続・寺田屋考(7) ー慶応4年3月に営業ー

先に寺田屋が明治元年9月19日には営業していたことを示す仁礼景範日記を紹介いただいたSNSつながりの方から、ふたたび慶応4年3月15日に営業していたことを示す史料をご紹介いただきました。感謝です。
信州下諏訪社の神官であった井出日向守宣長の上京日記です。井出家に伝わるものを佐久史談会が戊辰戦争が勃発したあと、宮中内侍所の守衛にあたるように要請をうけて上京。2月22日に出発し、4月2日に帰郷しています。この間、3月2日に京都に着き、4日から参勤し、15日の朝に京都を発ちます。出立前の14日には神祇局から神仏分離に関する命令書を受け取りました。2週間ほどの奉仕でした。

寺田屋は3月15日条にでてきます。

吉田村谷伊兵衛殿宅出立。三条大橋角餅屋休み、同三条縄手を下り、伏見道いなり社参詣、同所茶屋にて昼飯、佐々木に離れ大に迷惑、余儀なく伏見へ出、舟場寺田屋休み。時は八ツ時なり、日暮れて出船、夜(四)ツ半頃大坂八軒屋京屋へ付く。

通常の伏見へ下るルートを行っています。途中で伏見稲荷を参詣したり、連れとはぐれたりと大変だったようです。はぐれたということは、それなりの通行量があったことがうかがえます。午後2時頃に寺田屋について、夜10時頃八軒屋に着きました。京屋というのは寺田屋と対になった船宿堺屋の隣にあった旅籠です。ここに泊まって翌日は四天王寺や幕軍撤退後の大坂城の惨状などを記録していますが、基本は大坂見物でした。更に翌日は奈良にはいってさんざん奈良見物をして、伊勢神宮を回り、名古屋を経由して諏訪にもどります。
しかし、彼らが物見遊山をしている一方、往路の中山道では東に進む薩摩軍に出会っています。中津川ではここに陣を敷いていた若干17歳の東山道鎮撫総督岩倉具定(具視の3男)の部隊と遭遇しています。戊辰戦争中で世の中は騒然としていた様子も記録されています。
このような混沌とした情勢でも淀川水運は機能していました。寺田屋も営業しています。

激戦直後は町中で被害が大きいところもあったことは記録にのこっていますが、全体としてみると、その被災の中心のひとつであった南浜からは、普通に通常通りの営業が再開したのではないかと思います。”かわら版”の被災地を示す赤く塗られた範囲がすべて完全に消失したというのではなさそうです。

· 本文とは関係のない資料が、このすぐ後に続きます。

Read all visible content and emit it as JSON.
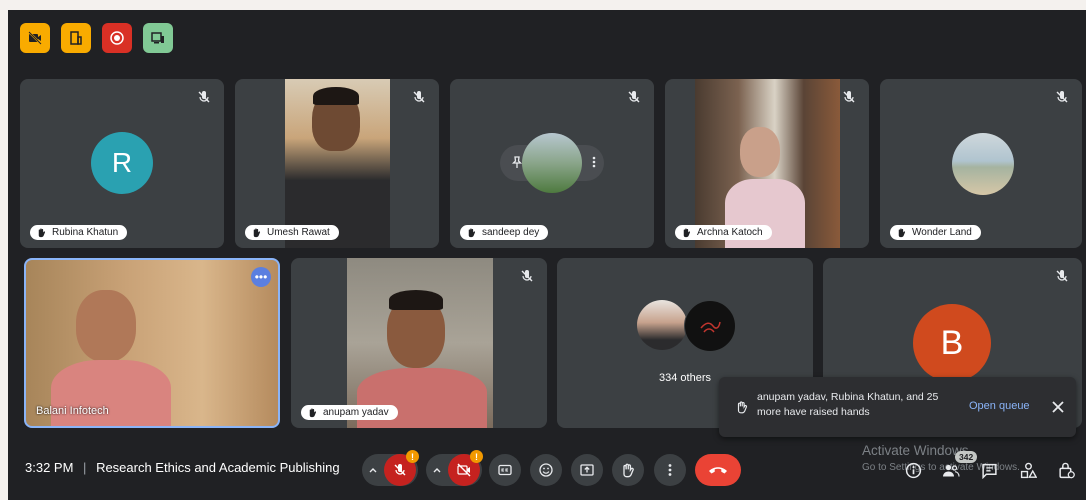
{
  "participants": [
    {
      "name": "Rubina Khatun",
      "avatar_letter": "R",
      "avatar_color": "#2aa1b1"
    },
    {
      "name": "Umesh Rawat"
    },
    {
      "name": "sandeep dey"
    },
    {
      "name": "Archna Katoch"
    },
    {
      "name": "Wonder Land"
    },
    {
      "name": "Balani Infotech"
    },
    {
      "name": "anupam yadav"
    },
    {
      "others_label": "334 others"
    },
    {
      "avatar_letter": "B",
      "avatar_color": "#d04a1e"
    }
  ],
  "meeting": {
    "time": "3:32 PM",
    "separator": "|",
    "title": "Research Ethics and Academic Publishing"
  },
  "toast": {
    "message": "anupam yadav, Rubina Khatun, and 25 more have raised hands",
    "action": "Open queue"
  },
  "badges": {
    "mic_alert": "!",
    "cam_alert": "!",
    "people_count": "342"
  },
  "watermark": {
    "line1": "Activate Windows",
    "line2": "Go to Settings to activate Windows."
  },
  "colors": {
    "toolbar_yellow": "#f9ab00",
    "toolbar_red": "#d93025",
    "toolbar_green": "#81c995",
    "end_call": "#ea4335",
    "active_border": "#8ab4f8"
  }
}
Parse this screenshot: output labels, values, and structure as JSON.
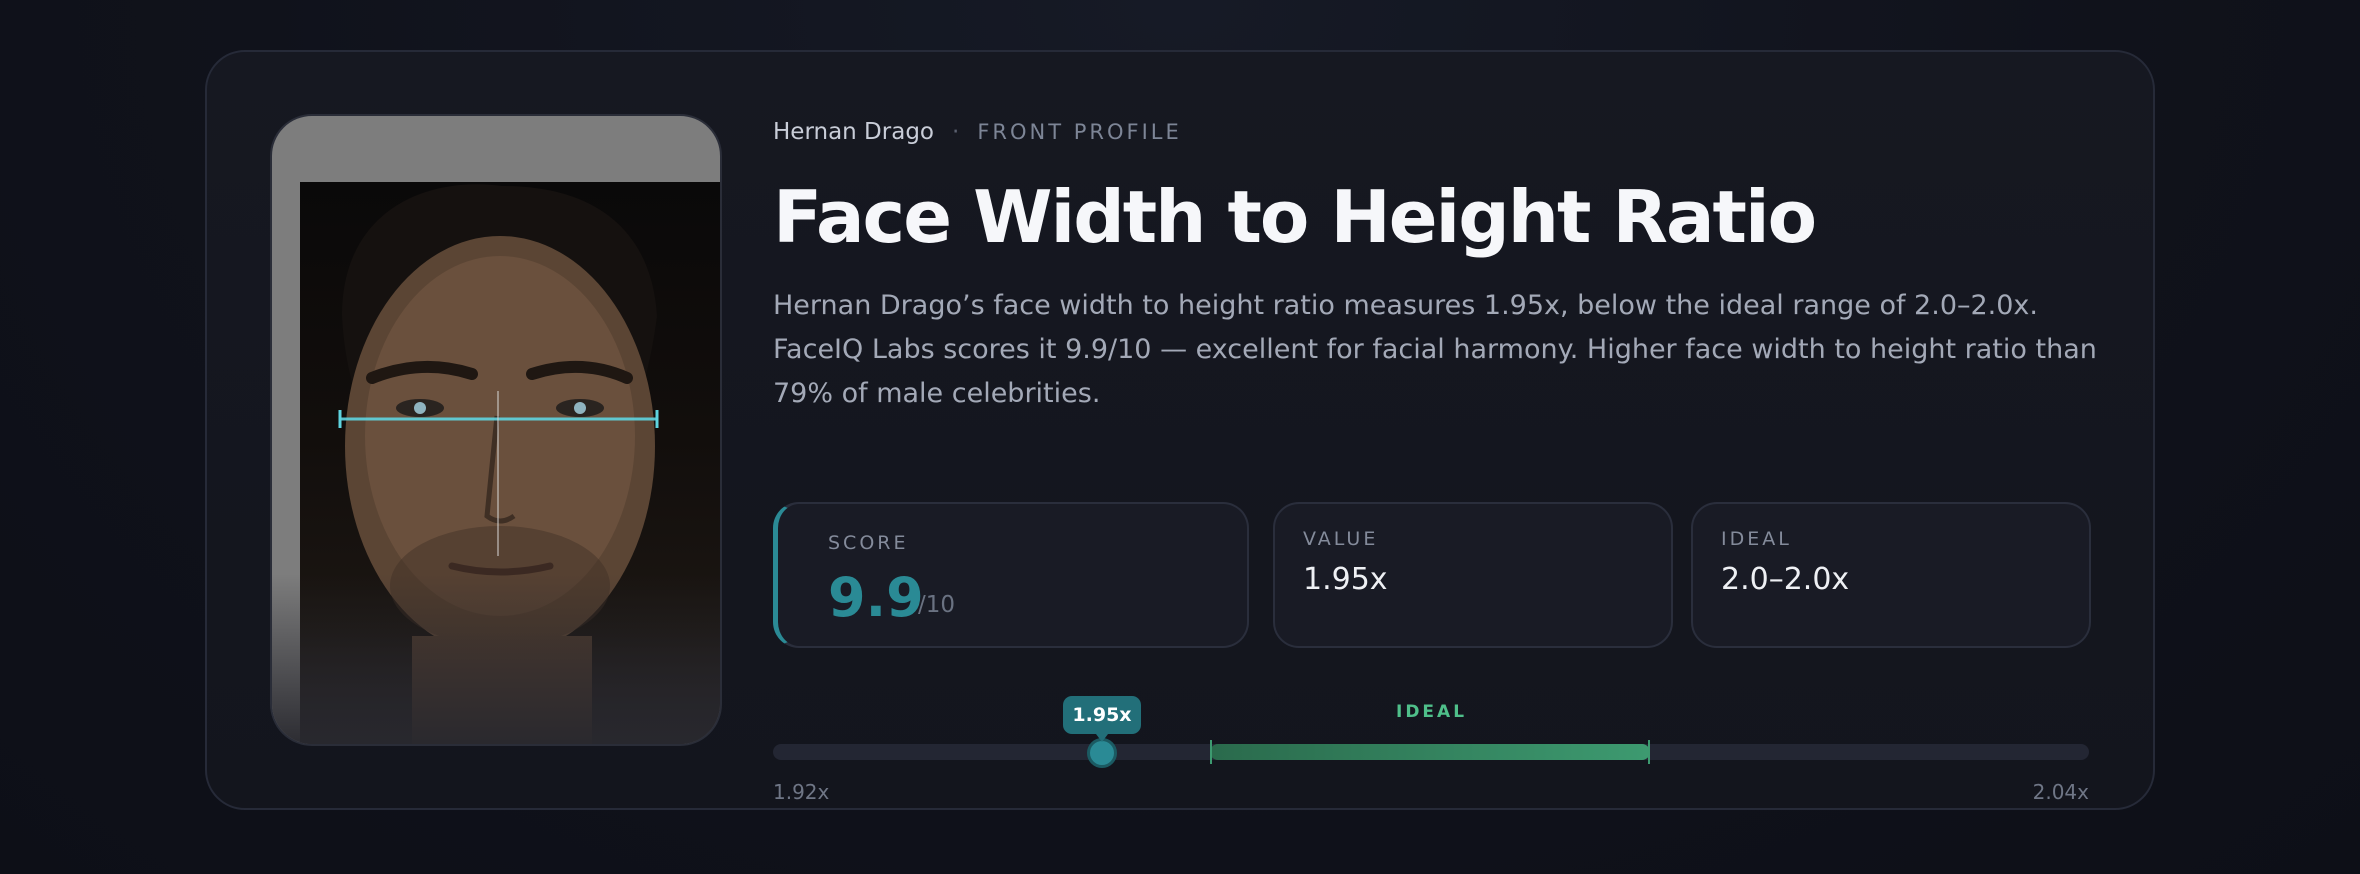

井出宣長の日記は井出家に伝えられたものを佐久史談会(ネットで調べると既に解散のようです)が明治100年を記念して昭和43(1968)年に翻刻刊行したものです。
図は『寺田屋関係資料9種と若干のコメント』(2008年10月 京都市歴史資料館)に掲載された被災範囲を示すかわら版の図です。●のところが、寺田屋の位置にあたります。